Audi included an iPhone charging cable plugged into the car's USB port, and preloaded its entertainment hard drive with a variety of music, all the better to show off the Q5's Bang & Olufsen audio system. The concierge also tells me I could request a bike rack or other gear at no charge.
I'm impressed by this Q5, a high-trim model featuring a full navigation system and cabin tech, along with the aforementioned high-end audio system. As Audi has a vested interest in renters liking its cars, it doesn't stint on the options.
I spend the weekend driving the Q5, and I have no complaints. It's a much better car than I would get from a typical rental service.
On Monday morning, a text message tells me that an Audi concierge is waiting at the curbside location I had specified. I bring the car around and he does a damage check. Fortunately, I hadn't hit anything over the weekend. I also have not topped off the tank, but Audi on Demand will only charge me the per-gallon market rate to fill it up. The concierge drives off with the Q5 and I'm done.
With its concierge delivery, Audi on Demand proved very convenient for my city-dwelling self. I didn't have to find my way to a rental center to get the car and return it. I also had the option of rescheduling the pickup, if I needed to keep the car longer.
The Audi on Demand app gives the service a veneer of modernity, but Audi doesn't entirely exploit the capabilities of connectivity. While the app made scheduling a car easy, it did not include a car locator, which could have let me track the progress of the car coming to the drop-off location or helped me find it in a parking lot.
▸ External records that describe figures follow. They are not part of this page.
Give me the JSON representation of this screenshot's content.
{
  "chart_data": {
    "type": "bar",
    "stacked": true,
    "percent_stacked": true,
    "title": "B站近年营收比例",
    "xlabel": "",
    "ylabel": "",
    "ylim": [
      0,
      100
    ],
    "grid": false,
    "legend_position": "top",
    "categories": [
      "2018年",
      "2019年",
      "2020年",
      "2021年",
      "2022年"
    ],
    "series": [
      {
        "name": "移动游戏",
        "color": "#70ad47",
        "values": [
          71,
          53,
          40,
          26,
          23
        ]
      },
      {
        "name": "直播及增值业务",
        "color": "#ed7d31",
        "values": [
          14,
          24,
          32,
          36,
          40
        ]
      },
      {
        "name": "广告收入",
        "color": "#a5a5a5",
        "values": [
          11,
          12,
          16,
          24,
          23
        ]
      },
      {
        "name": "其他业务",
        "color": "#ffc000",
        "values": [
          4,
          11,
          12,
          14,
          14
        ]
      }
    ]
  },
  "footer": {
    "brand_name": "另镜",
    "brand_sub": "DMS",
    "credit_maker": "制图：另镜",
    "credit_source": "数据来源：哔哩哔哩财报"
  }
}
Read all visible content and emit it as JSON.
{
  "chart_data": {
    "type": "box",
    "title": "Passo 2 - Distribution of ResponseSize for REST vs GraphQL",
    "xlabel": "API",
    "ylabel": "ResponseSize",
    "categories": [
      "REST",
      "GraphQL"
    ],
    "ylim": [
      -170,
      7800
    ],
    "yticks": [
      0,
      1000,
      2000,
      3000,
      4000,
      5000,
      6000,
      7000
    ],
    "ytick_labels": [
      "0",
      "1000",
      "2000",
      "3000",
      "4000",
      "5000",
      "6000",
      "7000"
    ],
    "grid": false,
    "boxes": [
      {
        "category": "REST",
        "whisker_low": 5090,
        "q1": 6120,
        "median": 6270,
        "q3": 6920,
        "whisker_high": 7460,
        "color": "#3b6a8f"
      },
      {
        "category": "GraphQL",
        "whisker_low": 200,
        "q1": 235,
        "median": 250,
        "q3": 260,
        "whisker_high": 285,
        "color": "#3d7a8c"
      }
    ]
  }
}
That's just one example, but given that this is a new service, and Audi a tech-forward company, I would not be surprised to see new capabilities in the future.
Compared with a typical rental, Audi on Demand is also a bit pricey. My Q5 cost $200 per day, while the lowest-priced model, an A3 sedan, runs $130 per day. The service does not offer hourly or half-day rates. Given these pricing and rental times, the service works best for urban dwellers looking for a premium car for a weekend getaway. There are better services if you just want to get a car for a few hours to make an Ikea run.